Expectedly, the suspects and their defense counsels as well as numerous watchers had turned up at Lugbe Federal High Court only to hear that the sitting had been put off. The reason, we gathered, was that the trial judge had just begun his vacation. The man deserved the rest after sitting to hear urgent cases throughout the period, when his counterparts and colleagues had their annual break.
However, the decision to postpone the resumption seemed not to have been communicated to both sides of the interested parties; otherwise, the prosecution team would have been seen at the court premises on 18 October, 2010.
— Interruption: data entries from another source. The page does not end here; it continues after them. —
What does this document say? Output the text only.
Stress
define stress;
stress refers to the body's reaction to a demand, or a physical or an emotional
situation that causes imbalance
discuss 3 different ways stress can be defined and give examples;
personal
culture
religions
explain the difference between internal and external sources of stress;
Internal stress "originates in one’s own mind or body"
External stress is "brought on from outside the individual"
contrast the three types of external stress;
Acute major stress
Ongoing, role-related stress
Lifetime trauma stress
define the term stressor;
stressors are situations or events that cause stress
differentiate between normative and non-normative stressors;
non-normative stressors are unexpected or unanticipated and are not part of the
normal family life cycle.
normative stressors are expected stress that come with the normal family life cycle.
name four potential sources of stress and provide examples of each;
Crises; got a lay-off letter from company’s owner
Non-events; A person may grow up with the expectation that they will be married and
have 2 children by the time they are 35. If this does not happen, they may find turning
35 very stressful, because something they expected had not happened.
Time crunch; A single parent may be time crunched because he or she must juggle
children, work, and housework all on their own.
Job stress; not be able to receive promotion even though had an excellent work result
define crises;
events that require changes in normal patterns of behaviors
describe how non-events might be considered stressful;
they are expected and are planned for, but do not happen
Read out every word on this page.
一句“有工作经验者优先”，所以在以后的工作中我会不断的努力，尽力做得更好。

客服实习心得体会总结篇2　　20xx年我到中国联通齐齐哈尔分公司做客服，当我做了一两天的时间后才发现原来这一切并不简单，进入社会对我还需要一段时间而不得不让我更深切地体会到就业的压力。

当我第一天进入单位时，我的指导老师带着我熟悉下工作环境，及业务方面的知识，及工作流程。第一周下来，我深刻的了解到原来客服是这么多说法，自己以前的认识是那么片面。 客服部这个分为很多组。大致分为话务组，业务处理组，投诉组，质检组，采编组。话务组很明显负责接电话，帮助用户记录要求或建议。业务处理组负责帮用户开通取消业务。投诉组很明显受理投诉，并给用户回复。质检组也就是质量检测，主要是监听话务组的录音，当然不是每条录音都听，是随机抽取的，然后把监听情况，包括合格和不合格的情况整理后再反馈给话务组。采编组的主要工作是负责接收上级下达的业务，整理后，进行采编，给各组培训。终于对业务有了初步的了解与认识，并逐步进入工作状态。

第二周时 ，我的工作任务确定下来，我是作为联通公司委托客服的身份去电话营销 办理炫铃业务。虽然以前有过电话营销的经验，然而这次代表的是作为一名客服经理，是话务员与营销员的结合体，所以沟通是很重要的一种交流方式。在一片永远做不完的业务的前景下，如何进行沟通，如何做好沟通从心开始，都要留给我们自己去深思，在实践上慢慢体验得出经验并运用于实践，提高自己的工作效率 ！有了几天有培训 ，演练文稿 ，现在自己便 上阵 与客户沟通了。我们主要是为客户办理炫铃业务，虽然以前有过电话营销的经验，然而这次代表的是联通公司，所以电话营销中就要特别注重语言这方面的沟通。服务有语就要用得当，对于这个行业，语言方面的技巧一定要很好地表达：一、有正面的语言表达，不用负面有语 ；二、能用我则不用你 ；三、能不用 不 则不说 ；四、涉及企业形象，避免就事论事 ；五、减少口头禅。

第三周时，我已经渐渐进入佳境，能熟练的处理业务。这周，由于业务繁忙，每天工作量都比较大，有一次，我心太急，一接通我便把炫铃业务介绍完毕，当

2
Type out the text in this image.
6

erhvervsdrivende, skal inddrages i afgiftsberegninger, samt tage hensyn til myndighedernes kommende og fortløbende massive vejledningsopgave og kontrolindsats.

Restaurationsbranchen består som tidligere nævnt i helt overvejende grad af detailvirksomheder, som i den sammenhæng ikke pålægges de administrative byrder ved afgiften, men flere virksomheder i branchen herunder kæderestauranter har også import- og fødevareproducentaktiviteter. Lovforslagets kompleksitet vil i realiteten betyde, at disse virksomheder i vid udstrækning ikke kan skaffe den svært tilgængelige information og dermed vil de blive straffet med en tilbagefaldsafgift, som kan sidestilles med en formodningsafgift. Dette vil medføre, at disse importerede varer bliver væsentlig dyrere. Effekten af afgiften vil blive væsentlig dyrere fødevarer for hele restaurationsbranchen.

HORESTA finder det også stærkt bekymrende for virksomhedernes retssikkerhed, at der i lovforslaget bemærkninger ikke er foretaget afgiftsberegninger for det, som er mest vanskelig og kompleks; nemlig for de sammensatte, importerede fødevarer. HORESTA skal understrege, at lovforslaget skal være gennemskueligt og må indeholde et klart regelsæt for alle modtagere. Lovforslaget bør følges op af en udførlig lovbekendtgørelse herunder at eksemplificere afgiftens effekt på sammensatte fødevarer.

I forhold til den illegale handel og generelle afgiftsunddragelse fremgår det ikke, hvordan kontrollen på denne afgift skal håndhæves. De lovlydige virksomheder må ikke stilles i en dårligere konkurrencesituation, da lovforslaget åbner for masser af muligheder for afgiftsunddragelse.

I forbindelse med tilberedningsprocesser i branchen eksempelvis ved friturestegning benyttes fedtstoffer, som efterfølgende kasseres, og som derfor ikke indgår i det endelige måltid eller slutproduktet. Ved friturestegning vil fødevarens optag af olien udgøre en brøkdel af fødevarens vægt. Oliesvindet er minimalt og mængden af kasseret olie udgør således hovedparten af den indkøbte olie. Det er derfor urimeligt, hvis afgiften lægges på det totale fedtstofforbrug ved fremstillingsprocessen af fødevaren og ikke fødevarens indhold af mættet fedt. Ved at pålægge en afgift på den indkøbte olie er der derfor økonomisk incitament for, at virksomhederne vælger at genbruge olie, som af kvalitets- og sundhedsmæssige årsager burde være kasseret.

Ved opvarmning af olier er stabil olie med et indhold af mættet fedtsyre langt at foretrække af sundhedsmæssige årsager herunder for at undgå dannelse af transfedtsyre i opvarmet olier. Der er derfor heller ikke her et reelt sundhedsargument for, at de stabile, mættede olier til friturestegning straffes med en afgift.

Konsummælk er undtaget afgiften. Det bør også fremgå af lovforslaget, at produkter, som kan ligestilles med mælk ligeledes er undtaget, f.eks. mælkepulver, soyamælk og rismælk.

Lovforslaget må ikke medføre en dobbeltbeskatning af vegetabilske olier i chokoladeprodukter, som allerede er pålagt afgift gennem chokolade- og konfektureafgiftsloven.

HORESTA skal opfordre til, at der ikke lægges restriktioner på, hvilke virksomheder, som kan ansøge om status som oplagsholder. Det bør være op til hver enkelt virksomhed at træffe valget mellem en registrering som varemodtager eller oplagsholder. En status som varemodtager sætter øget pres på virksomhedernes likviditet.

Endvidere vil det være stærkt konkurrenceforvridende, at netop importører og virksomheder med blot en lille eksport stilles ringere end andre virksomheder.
It could be recalled that the memo that sent Musa on suspension, reference number FMCT/25/S.3/C1/54, dated 10 September, 2009; was allegedly delivered within 30 minutes after Justice Sylvester Orji of Federal High Court Wuse struck out motions filed by Chief Joe Musa seeking preservation of the status quo pending the court’s verdict after his trial. Many respondents had, at that time, observed that the haste behind that suspension letter; given that Musa had 30 days within which to appeal against the judgment, hint at disregard for the rule of law and due process.
Such watchers see the current situation, where some media reports sequel to the sitting of a court are grotesque distortions of what transpired during the trial in question as continuation of an agenda, they described as “unwholesome”. Money, many followers of this case believe, is the suspected hallucinogen that inspires wild creativity on the part of some reporters, who jettison ethical principles with reckless abandon.
This situation; where proceedings in the court end up in the media with bizarre tweaks must be tracked and their perpetrators sanctioned. The scenario is the more disturbing because of its spread; from the sober to literally inebriate media, few are exempt; and, it is also worth noting that the writer’s identity or by-line is conveniently missing against some of these warped reports.
Evidently, editors, media proprietors and activists et cetera need to keep a close watch on this unfolding saga. Move over Nollywood; for, none can afford any distraction from the thriller unfolding in the trial of NGA chieftains! This is why for countless observers; all roads will lead to High Court on Monday, 30 November; 2010.